劉鎮(zhèn)銘，艾沁悅，耿雪薇，黃 勝，王嘉軍，石廷玉

湖北民族大學(xué)醫(yī)學(xué)部基礎(chǔ)醫(yī)學(xué)院病原生物學(xué)教研室，湖北恩施 445000

結(jié)核分枝桿菌(Mycobacteriumtuberculosis，MTB)感染目前仍是緊急的全球健康問題，2018年約有1000萬人患結(jié)核病和150多萬人死于結(jié)核病，中國新增病例數(shù)居印度之后為全球第二。耐多藥結(jié)核仍是公共衛(wèi)生危機和健康安全威脅，據(jù)世界衛(wèi)生組織統(tǒng)計，全球大約1/4的人潛伏感染MTB，具有5%～15%的風(fēng)險患病。對于免疫受損的患者，如人類免疫缺陷病毒(human immunodeficiency virus，HIV)感染者、營養(yǎng)不良、糖尿病患者或吸煙患者風(fēng)險更高。MTB和HIV的雙重感染以及耐多藥結(jié)核菌的出現(xiàn)加劇了問題的嚴(yán)重性，并阻礙了防控的效果。缺乏對MTB繼發(fā)感染致病機制的認(rèn)識是阻礙疫苗和藥物研發(fā)的主要原因。本文總結(jié)了原發(fā)性感染和繼發(fā)性感染的過程，并對目前廣泛接受的繼發(fā)性感染致病機制存在的問題及產(chǎn)生的原因，以及致病機制新的認(rèn)識及索狀因子的作用進行了闡述，以促進對MTB繼發(fā)感染致病機制的理解，為疫苗研發(fā)和藥物開發(fā)提供新的認(rèn)識。

原發(fā)性感染和繼發(fā)性感染

MTB的感染周期經(jīng)歷了感染個體并誘導(dǎo)其產(chǎn)生治愈損傷的適應(yīng)性免疫(原發(fā)感染)；持留幾十年之后，通過活化或再感染發(fā)展成為活動性肺結(jié)核，在肺部產(chǎn)生空洞，并在空洞中大量繁殖，最后通過咳嗽進入環(huán)境感染新的個體(繼發(fā)感染)。大量MTB通過空氣進行傳播，該過程可以持續(xù)數(shù)十年。有研究顯示，在對1例晚期肺結(jié)核患者痰液中的MTB進行連續(xù)監(jiān)測后發(fā)現(xiàn)，24 h內(nèi)產(chǎn)生的細(xì)菌數(shù)量達(dá)15～40億[1]。由于宿主的疾病或死亡可減少MTB傳播的機會，因此大量無癥狀攜帶者是MTB重要的傳染源。原發(fā)性感染可通過產(chǎn)生有效的適應(yīng)性免疫，保護宿主不會因為感染而死亡。繼發(fā)性感染讓MTB逃避和破壞宿主的系統(tǒng)免疫產(chǎn)生空洞，以進行增殖和傳播。

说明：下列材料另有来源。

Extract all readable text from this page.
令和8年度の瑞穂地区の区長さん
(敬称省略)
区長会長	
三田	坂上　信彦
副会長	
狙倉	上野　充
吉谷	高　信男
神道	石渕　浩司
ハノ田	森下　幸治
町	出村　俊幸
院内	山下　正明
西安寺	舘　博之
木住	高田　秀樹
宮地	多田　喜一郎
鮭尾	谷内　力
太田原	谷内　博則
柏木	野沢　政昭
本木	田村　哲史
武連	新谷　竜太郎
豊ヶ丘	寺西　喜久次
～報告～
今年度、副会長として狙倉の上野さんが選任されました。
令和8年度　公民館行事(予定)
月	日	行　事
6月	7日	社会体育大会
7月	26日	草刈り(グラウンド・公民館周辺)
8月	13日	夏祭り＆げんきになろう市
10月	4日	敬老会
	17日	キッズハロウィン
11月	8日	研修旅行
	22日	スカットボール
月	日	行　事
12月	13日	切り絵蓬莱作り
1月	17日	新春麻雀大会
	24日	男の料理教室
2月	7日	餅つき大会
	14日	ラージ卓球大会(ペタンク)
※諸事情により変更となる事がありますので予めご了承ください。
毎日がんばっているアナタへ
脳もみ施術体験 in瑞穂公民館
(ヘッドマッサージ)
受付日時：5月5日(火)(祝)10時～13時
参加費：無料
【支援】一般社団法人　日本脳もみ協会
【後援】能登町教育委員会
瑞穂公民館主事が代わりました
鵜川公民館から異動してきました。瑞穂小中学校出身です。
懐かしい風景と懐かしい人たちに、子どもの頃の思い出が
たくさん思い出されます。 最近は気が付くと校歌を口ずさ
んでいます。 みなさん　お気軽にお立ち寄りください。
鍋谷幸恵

原發(fā)性感染是個體首次感染MTB[2]。雖然原發(fā)性感染可能會發(fā)展為腦膜炎或播散性結(jié)核，尤其是在年幼或免疫抑制的個體，但原發(fā)性感染通常發(fā)展和擴散到局部淋巴結(jié)形成干酪樣肉芽腫，幾周后由于適應(yīng)性免疫的產(chǎn)生而逐漸消退。雖然損傷可能治愈，但MTB仍然存在。由于有大量的原發(fā)性感染動物模型和人類組織進行研究，因此在理解原發(fā)性感染的特征性損傷—干酪樣肉芽腫的發(fā)展過程和作用方面已取得很大進展[3-4]。

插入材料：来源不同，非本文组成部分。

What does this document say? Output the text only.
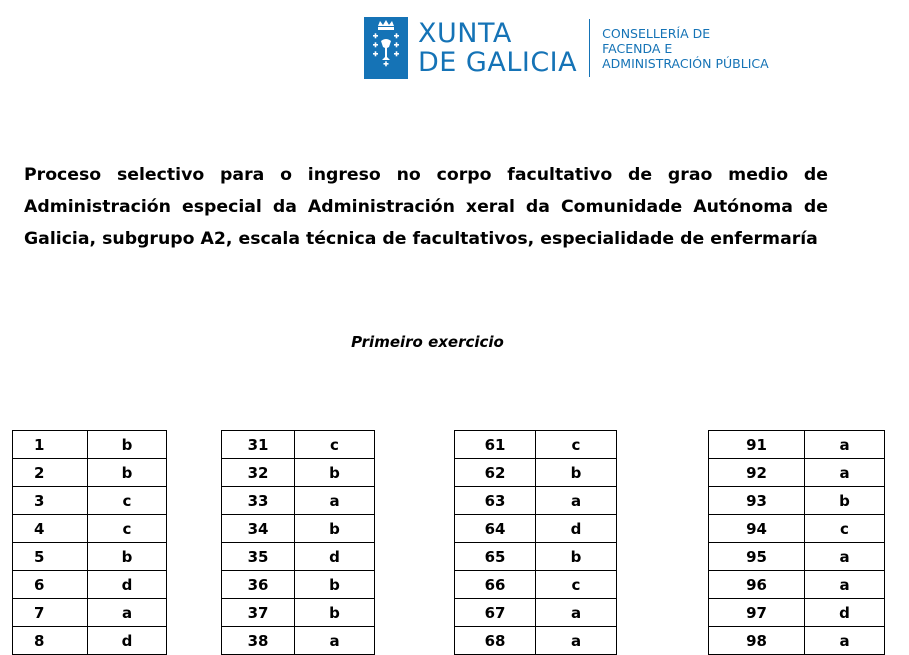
XUNTA
DE GALICIA
CONSELLERÍA DE
FACENDA E
ADMINISTRACIÓN PÚBLICA
Proceso selectivo para o ingreso no corpo facultativo de grao medio de Administración especial da Administración xeral da Comunidade Autónoma de Galicia, subgrupo A2, escala técnica de facultativos, especialidade de enfermaría
Primeiro exercicio
1	b
2	b
3	c
4	c
5	b
6	d
7	a
8	d
31	c
32	b
33	a
34	b
35	d
36	b
37	b
38	a
61	c
62	b
63	a
64	d
65	b
66	c
67	a
68	a
91	a
92	a
93	b
94	c
95	a
96	a
97	d
98	a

繼發(fā)性感染發(fā)生于已經(jīng)產(chǎn)生適應(yīng)性免疫的個體[5]，在很多方面不同于原發(fā)性感染，如：對宿主敏感性的調(diào)節(jié)、臨床表現(xiàn)、并發(fā)癥和年齡分布等方面[6]。繼發(fā)性感染通常發(fā)生于肺上葉，并不涉及淋巴結(jié)或其他器官。大約90%的個體不需要治療而能夠自愈。不能自愈的患者并不是免疫力不足，因為除部分肺之外，患者具有足夠的免疫力防止全身性感染。事實上，死于急性繼發(fā)性感染的個體通常是15～40歲具有免疫活性的個體[7]。繼發(fā)性感染不僅不能讓宿主產(chǎn)生適應(yīng)性免疫，反而是自愈或通過治療康復(fù)的個體具有更高的風(fēng)險再次發(fā)病[8]。

目前繼發(fā)性感染致病機制存在的問題

目前認(rèn)為，干酪樣肉芽腫是原發(fā)性感染和繼發(fā)性感染的共同特征，而空洞的產(chǎn)生是由干酪樣肉芽腫侵蝕到支氣管所形成的[9]。一個科學(xué)理論的價值在于其是否能夠很好地解釋自然現(xiàn)象，繼發(fā)性感染的致病機制應(yīng)該能夠解釋現(xiàn)存問題，然而目前普遍接受的繼發(fā)性感染的致病機制不能回答下述問題并與一些事實不符。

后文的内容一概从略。